Hakekat dari Islam adalah berserah diri kepada Allah dengan mentauhidkan-Nya, dan taat terhadap perintahnya-Nya dan menjauhi larangan-Nya, serta berlepas diri dari kesyirikan dan orang musyrik. Dan ini adalah konsekuensi dari laailaaha illallah. Tidak mungkin seseorang menetapkan Allah sebagai satu-satunya sesembahan yang haq, namun secara bersamaan itu mengakui dan berlapang dada terhadap ajaran yang menyatakan ada sesembahan tandingan selain Allah. Tidak mungkin ada orang yang beriman kepada Allah dan mentauhidkan Allah, namun tidak membenci kekafiran dan tidak membenci ajaran kekafiran dan kemusyrikan. Allah Ta’ala berfirman (artinya) : “Tidak akan kamu dapati kaum yang beriman kepada Allah dan hari akhir, mereka berkasih-sayang kepada orang yang menentang Allah dan Rasul-Nya” (QS. Al-Mujadalah: 22).

Jika ada yang berkata: “Masalah keyakinan saja koq dibesar-besarkan?” atau semisalnya. Justru bagi seorang muslim, masalah aqidah atau keyakinan adalah masalah terbesar dalam hidupnya. Perkara yang berkaitan dengan hubungan seorang insan dengan Rabb-nya. Perkara yang merupakan tujuan hidup. Perkara yang menentukan nasibnya kelak di hari kiamat nanti, yang menentukan kelak ia merasakan adzab abadi ataukah nikmat abadi.

Oleh karena itu, Nabi shallallahu’alaihi wasallam mengajarkan kita doa: “Ya Allah baguskanlah agama kami, yang merupakan perisai urusan kami” (HR. Muslim). Karena urusan agama dan keyakinan ini lah yang menjadi perisai kita dari api neraka kelak.

2). Tidak boleh menjadikan orang kafir sebagai auliya.
Auliya dalam bentuk jamak dari wali, yaitu orang yang lebih dicenderungi untuk diberikan pertolongan, rasa sayang dan dukungan (Aysar At Tafasir, 305).

Dalam Al Qur’an, banyak sekali ayat yang melarang kita menjadikan orang kafir sebagai auliya.
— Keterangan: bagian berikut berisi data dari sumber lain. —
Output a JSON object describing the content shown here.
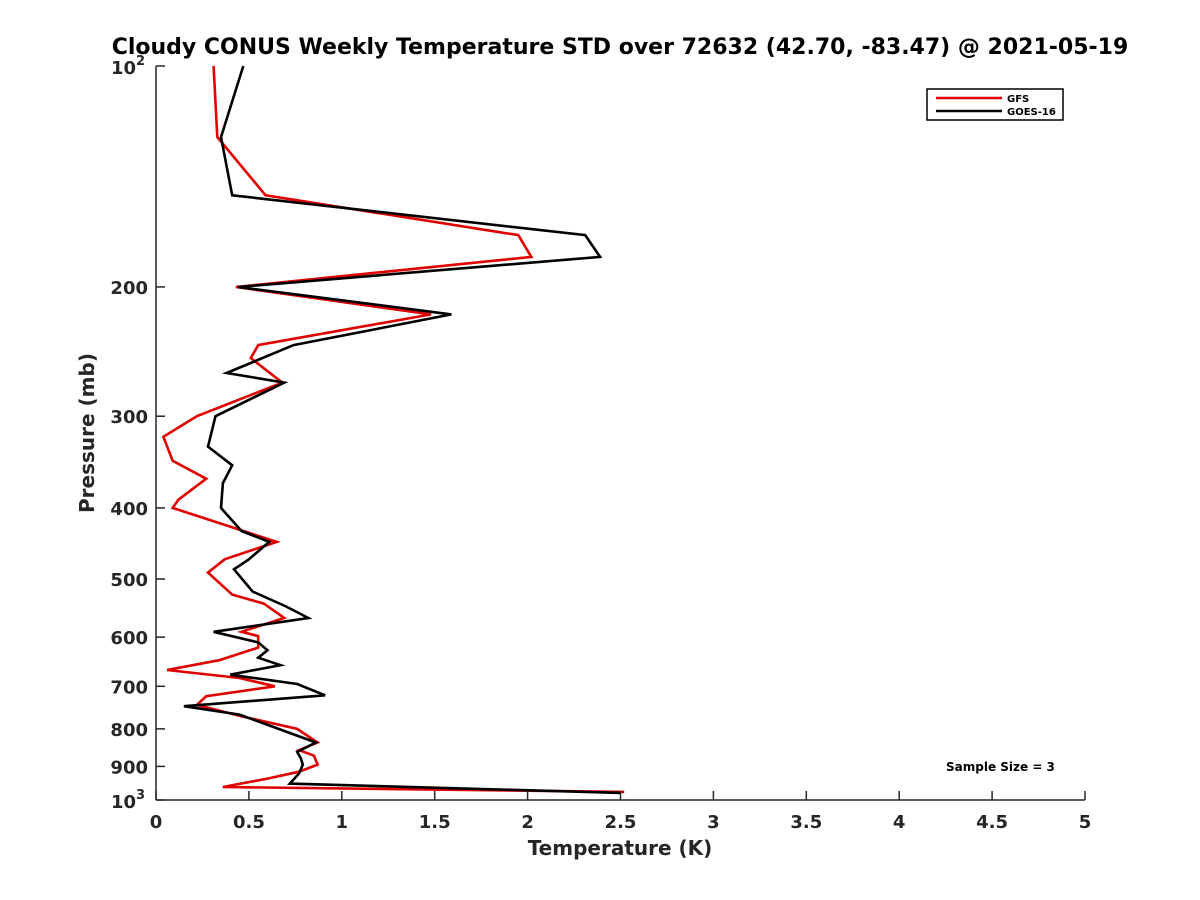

Diantaranya Allah Ta’ala berfirman (artinya): “Janganlah orang-orang mukmin mengambil orang-orang kafir menjadi auliya dengan meninggalkan orang-orang mukmin. Barang siapa berbuat demikian, niscaya lepaslah ia dari pertolongan Allah kecuali karena (siasat) memelihara diri dari sesuatu yang ditakuti dari mereka. Dan Allah memperingatkan kamu terhadap diri (siksa) Nya. Dan hanya kepada Allah kembali (mu)” (QS. Al Imran: 28).

Maka anjuran berbuat baik dan ihsan kepada tetangga kafir atau orang kafir secara umum, hanya sebatas perbuatan baik yang wajar, tidak boleh sampai menjadikan mereka orang yang dekat di hati, sahabat, orang kepercayaan atau yang dicenderungi untuk diberikan kasih sayang, apalagi menjadikan orang kafir sebagai pemimpin. Wallahul musta’an.

3). Tidak boleh menyerupai orang kafir.
Nabi shallallahu’alaihi wasallam bersabda: “Orang yang menyerupai suatu kaum, maka ia bagian dari kaum tersebut” (HR. Abu Daud, hasan).

Yang terlarang di sini adalah menyerupai mereka dalam hal-hal yang menjadi kekhususan mereka, baik dalam ibadah, cara berpakaian, kebiasaan, adat dan perkara lainnya. Karena ini menunjukkan tidak adanya bara’ah (kebencian) terhadap ajaran kufur dan orangnya. Selain itu meniru mereka dalam perkara zhahir akan menyeret kita untuk meniru mereka dalam perkara batin, yaitu aqidah. Termasuk juga dalam hal ini, tidak boleh memakai atribut-atribut agama lain.

Nabi Muhammad shallallahu ‘alaihi wa sallam ketika melihat Adi bin Hatim radhiallahu’anhu yang mengenakan kalung salib, beliau mengatakan, “Wahai ‘Adi buang berhala yang ada di lehermu” (HR. Tirmidzi, hasan).

Juga, termasuk dalam hal ini, tidak boleh ikut merayakan perayaan orang kafir. Khalifah Umar bin Khathab radhiallahu’anhu pernah mengatakan, “Janganlah kalian memasuki peribadatan non muslim di gereja-gereja mereka di hari raya mereka. Karena saat itu sedang turun murka Allah” (HR. Abdurrazaq).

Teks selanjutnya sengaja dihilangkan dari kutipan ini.